Detalhes do incidente e ameaças ao entorno
Segundo a GCM, a equipe foi acionada na terça-feira (15) para atender a ocorrência na rua Garibaldi Leão, na Vila Borges. Ao chegarem ao local, encontraram o carro já em chamas, com o fogo atingindo proporções consideráveis. Os agentes relataram que as chamas ameaçavam a fiação elétrica próxima, além de residências e árvores na área, aumentando o risco de danos mais extensos.
O suspeito foi encontrado sentado próximo ao local do incêndio e portava uma faca, que teria usado para danificar o estofamento do carro antes de iniciar o fogo. Em sua declaração aos guardas, ele explicou que utilizou pedaços de espuma do banco do próprio veículo para incendiar o carro do patrão, justificando o ato pela não recepção do pagamento da diária de trabalho.
Consequências legais e danos materiais
O incêndio foi controlado pelo Corpo de Bombeiros, mas o carro ficou totalmente destruído, conforme confirmado pelas autoridades. O crime se enquadra no artigo 250 do Código Penal Brasileiro, que trata de causar incêndio expondo a perigo a vida, a integridade física ou o patrimônio de outras pessoas. A pena prevista para tal delito varia de 3 a 6 anos de reclusão, além de multa.

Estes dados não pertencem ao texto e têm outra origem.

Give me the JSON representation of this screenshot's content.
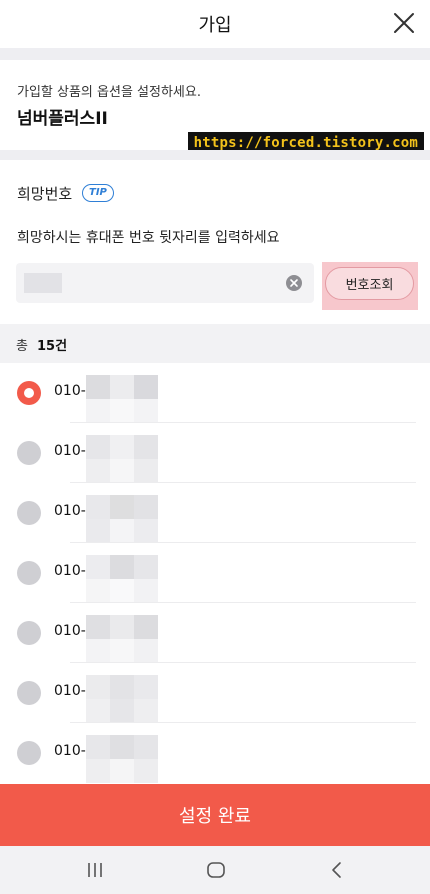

Até o momento, o nome do suspeito não foi divulgado pelas autoridades, e não foi possível localizar a defesa do acusado para comentários. A reportagem também não conseguiu estabelecer contato com o patrão do homem para obter mais informações sobre o caso.
Este incidente destaca questões relacionadas a conflitos trabalhistas e a gravidade de ações criminosas em resposta a disputas financeiras, servindo como alerta para a importância do diálogo e dos mecanismos legais de resolução de conflitos.